He died a few days later.
In the time since then, Hemp has become an ombudsman, or a patients’ advocate in nursing homes, and has seen similar stories. “It seems like what they’re doing is putting them in a locked facility, like a kennel, and drugging them because they don’t have the staff or the knowledge to take care of these people,” Hemp said. “They don’t have the training, is what I found.”
The proposals are in response to stories like Hemp’s and continuing pressure from people who say a loved one in a nursing home had suffered serious side effects or had died after being administered these drugs. Hemp said she worked with staff members working for former state Sen. Steve Baddour, D-Methuen, one of whom now works for O’Connor Ives.
A joint legislative committee held hearings on the issue last month.
A federal investigation found that use of antipsychotics for dementia and Alzheimer’s is not uncommon.
A 2011 report by the inspector general of the federal Department of Housing and Urban Development warned that “too many of these (nursing home) institutions fail to comply with federal regulations designed to prevent overmedication, giving nursing home patients antipsychotic drugs in ways that violate federal standards for unnecessary drug use.”
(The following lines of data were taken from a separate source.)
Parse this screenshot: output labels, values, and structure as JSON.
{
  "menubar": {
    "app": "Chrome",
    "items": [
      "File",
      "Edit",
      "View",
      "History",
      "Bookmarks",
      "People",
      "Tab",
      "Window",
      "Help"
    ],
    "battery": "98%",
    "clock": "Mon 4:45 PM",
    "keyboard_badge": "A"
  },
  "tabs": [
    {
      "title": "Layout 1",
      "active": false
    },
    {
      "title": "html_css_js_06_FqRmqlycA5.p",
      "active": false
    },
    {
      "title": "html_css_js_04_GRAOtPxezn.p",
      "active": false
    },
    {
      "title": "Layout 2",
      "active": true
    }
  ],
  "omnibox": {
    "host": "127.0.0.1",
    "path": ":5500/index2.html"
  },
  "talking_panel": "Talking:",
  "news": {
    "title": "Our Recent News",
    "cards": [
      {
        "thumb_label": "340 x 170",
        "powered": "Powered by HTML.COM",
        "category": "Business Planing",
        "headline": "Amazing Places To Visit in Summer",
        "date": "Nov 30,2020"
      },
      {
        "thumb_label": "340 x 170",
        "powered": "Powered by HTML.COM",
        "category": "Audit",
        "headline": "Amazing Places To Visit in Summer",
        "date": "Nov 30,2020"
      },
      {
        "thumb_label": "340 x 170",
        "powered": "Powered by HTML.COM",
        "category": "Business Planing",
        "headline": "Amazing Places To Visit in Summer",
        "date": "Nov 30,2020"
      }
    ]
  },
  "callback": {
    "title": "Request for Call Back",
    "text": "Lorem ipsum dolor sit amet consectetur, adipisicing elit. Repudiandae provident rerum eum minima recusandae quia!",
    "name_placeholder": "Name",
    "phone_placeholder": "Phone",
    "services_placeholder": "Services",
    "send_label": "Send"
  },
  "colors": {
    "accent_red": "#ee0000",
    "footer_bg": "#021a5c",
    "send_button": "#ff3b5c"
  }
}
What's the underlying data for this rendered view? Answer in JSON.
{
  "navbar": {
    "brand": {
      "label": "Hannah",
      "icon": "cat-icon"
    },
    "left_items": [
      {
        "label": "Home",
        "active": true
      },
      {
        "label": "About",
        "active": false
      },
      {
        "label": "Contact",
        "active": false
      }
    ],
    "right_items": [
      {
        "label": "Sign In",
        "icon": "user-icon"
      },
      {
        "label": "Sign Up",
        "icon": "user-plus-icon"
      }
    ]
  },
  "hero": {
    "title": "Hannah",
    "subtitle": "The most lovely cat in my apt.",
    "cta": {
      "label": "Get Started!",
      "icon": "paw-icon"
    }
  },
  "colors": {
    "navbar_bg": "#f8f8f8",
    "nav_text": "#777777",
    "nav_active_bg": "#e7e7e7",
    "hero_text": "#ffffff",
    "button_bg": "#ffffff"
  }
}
The report, which looked into requests for payment to Medicare from nursing homes across the country, also said that the drugs were prescribed for uses not approved by the Food and Drug Administration. “Potentially most alarming, 88 percent of the times these drugs were prescribed for elderly patients with dementia, a population the FDA has warned faces an increased risk of death from this class of drugs,” Daniel R. Levinson, HUD inspector general, wrote.
Indeed, the FDA issued two public health advisories in the last eight years warning that elderly patients with dementia have a higher risk of death when taking several different brands and types of antipsychotic drugs.